Wednesday: Asian Pork Chops with Sesame Broccoli
This one pan dish is bursting with flavor! This recipe for Asian Pork Chops with Sesame Broccoli makes 4 large servings at 7.3 net carbs each. This is really such a complete meal, I don’t even cook a side to go with it… But if you made those 3-Cheese Keto Biscuits suggested on Monday, those would be delicious reheated and served alongside this dish, too!
Thursday: Asparagus Stuffed Chicken
This Asparagus Stuffed Chicken is an impressive but easy dinner that even picky eaters will love! This recipe makes 4 servings, just 2.2 net carbs each. Side suggestion: Bacon Cheddar Roasted Cauliflower – 4 servings, 4.2 net carbs; These crispy, cheesy cauliflower bites are perfect with the tender chicken!
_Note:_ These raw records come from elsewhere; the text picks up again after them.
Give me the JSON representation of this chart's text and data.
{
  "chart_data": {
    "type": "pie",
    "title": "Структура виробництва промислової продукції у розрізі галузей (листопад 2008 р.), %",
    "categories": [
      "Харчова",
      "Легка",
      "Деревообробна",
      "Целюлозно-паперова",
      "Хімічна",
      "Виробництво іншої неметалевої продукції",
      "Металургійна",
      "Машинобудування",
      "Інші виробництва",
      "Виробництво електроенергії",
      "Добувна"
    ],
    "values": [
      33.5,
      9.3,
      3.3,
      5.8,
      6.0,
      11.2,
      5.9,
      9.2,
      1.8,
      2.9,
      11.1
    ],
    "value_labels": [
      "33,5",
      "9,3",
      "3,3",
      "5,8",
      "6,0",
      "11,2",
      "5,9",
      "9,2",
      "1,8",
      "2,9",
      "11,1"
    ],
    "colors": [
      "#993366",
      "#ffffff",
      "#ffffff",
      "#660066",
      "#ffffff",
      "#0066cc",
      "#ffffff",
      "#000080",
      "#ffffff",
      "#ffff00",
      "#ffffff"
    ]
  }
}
Friday: Keto Salmon and Broccoli Sheet Pan
This Keto Salmon and Broccoli Sheet Pan is perfect for a weeknight when you don’t want a lot of fuss! It’s ready in 25 minutes and only dirties one pan! This recipe makes 4 servings, just 5 net carbs each! Side suggestion: Keto Mashed Cauliflower – 6 servings; 4.4 net carbs each; These can be meal prepped and reheated when serving!
Keto Meal Prep Tips
Honey Mustard Chicken –
This can easily be meal prepped! You can cook it ahead of time, store in the fridge, then reheat either in the oven or microwave. Because of this, it can make a great meal prep lunch, too!
Taco Soup –
As most soup, this is great for meal prep! You can make this 3-4 days ahead of time and store in the fridge. If making more than 1 day in advance, I like to leave out the cream cheese and heavy cream, then I add those when I’m reheating the soup on the stove or in the slow cooker.
Pork Chops –
While I think these are best fresh, you can make these ahead of time as well! Just cook ahead of time, store in the fridge up to 3 days, then reheat in the oven.
Stuffed Chicken –
This stuffed chicken is easy to meal prep! You can make the filling ahead of time and butterfly the chicken, then store them separately in the fridge up to 3 days. When ready to serve, just fill and bake! You can cook it ahead of time as well, then store in the fridge up to 3 days. To reheat, bake until warmed throughout.
Salmon –
I usually only pre-chop the broccoli to meal prep this, then I cook the whole sheet pan fresh when I’m ready to serve. If you choose to cook beforehand, I recommend undercooking by a minute or so, storing in the fridge up to 2 days, then bake until warmed throughout to reheat.